The action takes a grounded approach, except when it doesn’t. One asshole leaps from a window and uses the old “blade in a flag” trick to slow his fall like he’s Errol Flynn. There’s another head-slapper where Mitch scales ten stories up the side of a building in less time than it takes to skip a YouTube ad. Had American Assassin stuck to this heightened reality approach, these moments wouldn’t feel like the characters were using cheat codes.
It’s hard to knock American Assassin‘s casting choices. O’Brien looks right at home in the role of a handsome brooding loner, and he’s fine in the part, but does nothing to elevate the material. It’s Sanaa Lathan and Michael Keaton that bring credibility to the movie, so it’s disappointing when the script fails to service both of them. They stare at screens or stand face-to-face spouting exposition, but it’s Keaton who has the meatier role of the two. Hurley gets to act cool, kick some ass, and act unhinged.

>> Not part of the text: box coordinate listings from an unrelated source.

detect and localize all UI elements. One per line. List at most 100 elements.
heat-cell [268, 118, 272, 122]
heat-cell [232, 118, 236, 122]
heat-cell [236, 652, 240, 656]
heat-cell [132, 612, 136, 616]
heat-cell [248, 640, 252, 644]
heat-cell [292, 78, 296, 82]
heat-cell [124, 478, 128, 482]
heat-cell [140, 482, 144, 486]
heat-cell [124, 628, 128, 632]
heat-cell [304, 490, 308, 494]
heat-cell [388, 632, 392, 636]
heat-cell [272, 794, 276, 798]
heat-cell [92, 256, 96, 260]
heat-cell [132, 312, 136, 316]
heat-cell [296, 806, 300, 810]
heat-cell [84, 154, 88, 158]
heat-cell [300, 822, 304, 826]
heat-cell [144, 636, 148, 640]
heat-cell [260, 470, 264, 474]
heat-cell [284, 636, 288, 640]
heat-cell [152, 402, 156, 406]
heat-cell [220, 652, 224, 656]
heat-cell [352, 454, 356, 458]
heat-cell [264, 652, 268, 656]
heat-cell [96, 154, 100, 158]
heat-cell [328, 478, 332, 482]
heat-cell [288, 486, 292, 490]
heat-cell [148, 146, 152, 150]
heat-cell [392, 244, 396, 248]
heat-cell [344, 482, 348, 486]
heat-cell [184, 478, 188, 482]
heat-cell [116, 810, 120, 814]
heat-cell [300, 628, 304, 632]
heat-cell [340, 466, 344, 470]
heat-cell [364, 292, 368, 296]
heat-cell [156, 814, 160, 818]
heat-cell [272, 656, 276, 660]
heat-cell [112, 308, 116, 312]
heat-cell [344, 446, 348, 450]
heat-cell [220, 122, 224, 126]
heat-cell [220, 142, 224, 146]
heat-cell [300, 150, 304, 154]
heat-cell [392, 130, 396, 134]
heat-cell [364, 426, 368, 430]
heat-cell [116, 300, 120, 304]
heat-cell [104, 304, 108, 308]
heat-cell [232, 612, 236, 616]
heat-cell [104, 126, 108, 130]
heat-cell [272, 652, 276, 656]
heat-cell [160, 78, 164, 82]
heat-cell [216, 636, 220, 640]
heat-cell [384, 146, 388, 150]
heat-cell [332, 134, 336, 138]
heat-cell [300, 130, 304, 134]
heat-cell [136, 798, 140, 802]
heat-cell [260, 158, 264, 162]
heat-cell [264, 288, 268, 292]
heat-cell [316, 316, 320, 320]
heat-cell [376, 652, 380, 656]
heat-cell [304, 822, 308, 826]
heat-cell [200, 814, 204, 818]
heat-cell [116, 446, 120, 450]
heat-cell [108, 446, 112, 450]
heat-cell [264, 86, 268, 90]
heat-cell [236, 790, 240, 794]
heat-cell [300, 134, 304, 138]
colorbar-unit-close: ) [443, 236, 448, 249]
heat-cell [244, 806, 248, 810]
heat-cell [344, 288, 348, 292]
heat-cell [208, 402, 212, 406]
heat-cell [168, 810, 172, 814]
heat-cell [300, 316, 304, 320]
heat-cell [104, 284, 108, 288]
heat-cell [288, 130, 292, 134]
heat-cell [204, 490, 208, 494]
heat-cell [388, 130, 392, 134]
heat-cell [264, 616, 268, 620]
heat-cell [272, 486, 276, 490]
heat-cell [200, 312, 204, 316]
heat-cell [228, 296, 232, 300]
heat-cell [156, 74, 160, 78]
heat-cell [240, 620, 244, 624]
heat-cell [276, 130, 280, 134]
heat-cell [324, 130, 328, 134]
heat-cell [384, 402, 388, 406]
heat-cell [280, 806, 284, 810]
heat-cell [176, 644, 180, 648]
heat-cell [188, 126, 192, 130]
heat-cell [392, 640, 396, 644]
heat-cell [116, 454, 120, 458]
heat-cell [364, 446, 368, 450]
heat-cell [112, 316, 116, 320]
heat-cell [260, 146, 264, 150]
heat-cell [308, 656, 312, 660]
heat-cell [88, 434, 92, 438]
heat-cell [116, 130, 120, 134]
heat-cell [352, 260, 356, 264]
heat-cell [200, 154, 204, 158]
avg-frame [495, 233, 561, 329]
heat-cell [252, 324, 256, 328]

Hurley is an unconventional mentor. Generally in a film like American Assassin, the hard-ass commander runs the hero through the ringer, and they eventually form a mutual respect — maybe even learn to like each other. At no point do Mitch and Hurley bond. There’s nothing heartwarming or endearing about their relationship. By the end of the movie, they’re office acquaintances…at best. Keaton’s crazy eyes are the stuff of legend, but his performance approaches Nicolas Cage-style lunacy. I hope this role opens the door to Keaton’s old-man action phase à la Liam Neeson and Denzel Washington.

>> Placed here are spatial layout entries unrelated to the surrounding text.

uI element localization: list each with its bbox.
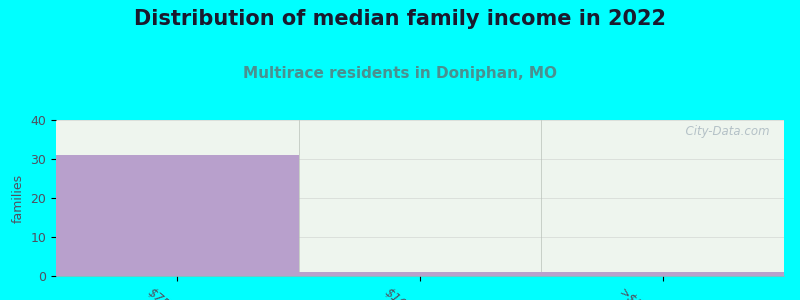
Bar — [298, 272, 542, 276]
Bar — [56, 155, 298, 276]
Bar — [542, 272, 784, 276]
Text: City-Data.com: City-Data.com — [678, 125, 770, 138]
Y-axis label: families: families — [12, 173, 25, 223]
Text: Multirace residents in Doniphan, MO: Multirace residents in Doniphan, MO — [243, 66, 557, 81]
Text: Distribution of median family income in 2022: Distribution of median family income in … — [134, 9, 666, 29]
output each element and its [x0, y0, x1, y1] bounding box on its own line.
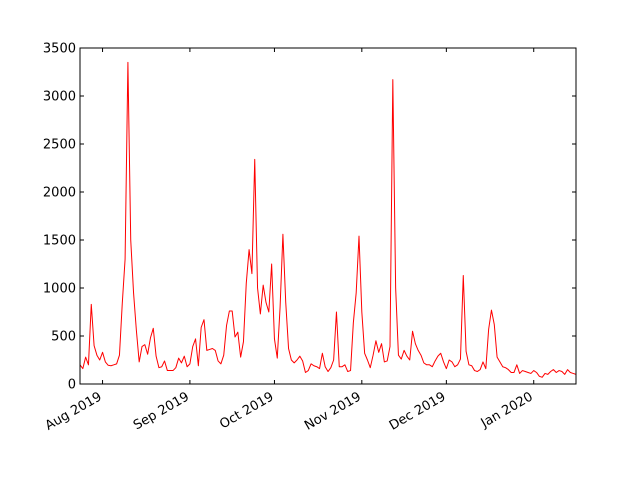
y-tick-label: 2000 — [43, 186, 76, 201]
y-tick-label: 3000 — [43, 90, 76, 105]
y-tick-label: 0 — [68, 378, 76, 393]
series-layer — [79, 61, 577, 378]
y-tick-label: 1000 — [43, 282, 76, 297]
y-tick-label: 2500 — [43, 138, 76, 153]
y-axis: 0 500 1000 1500 2000 2500 3000 3500 — [43, 42, 576, 393]
y-tick-label: 3500 — [43, 42, 76, 57]
y-tick-label: 1500 — [43, 234, 76, 249]
series-line-0 — [79, 61, 577, 378]
y-tick-label: 500 — [51, 330, 76, 345]
plot-area-frame — [79, 47, 577, 385]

American Assassin gets ridiculous, but no more so than any movie where agents chase down a nuclear threat. It’s a film I’m fine with recommending to my dad as a light afternoon watch (and that’s not a knock on my dad’s taste in action flicks). American Assassin aims to be a launchpad for a new franchise but it feels likes it’s spinning its wheels right out the gate. The script, the performances, and the action aren’t bad, but they’re nothing to go out of your way to see either. In an age with so many great entertainment options, fine equates to: “Why bother?”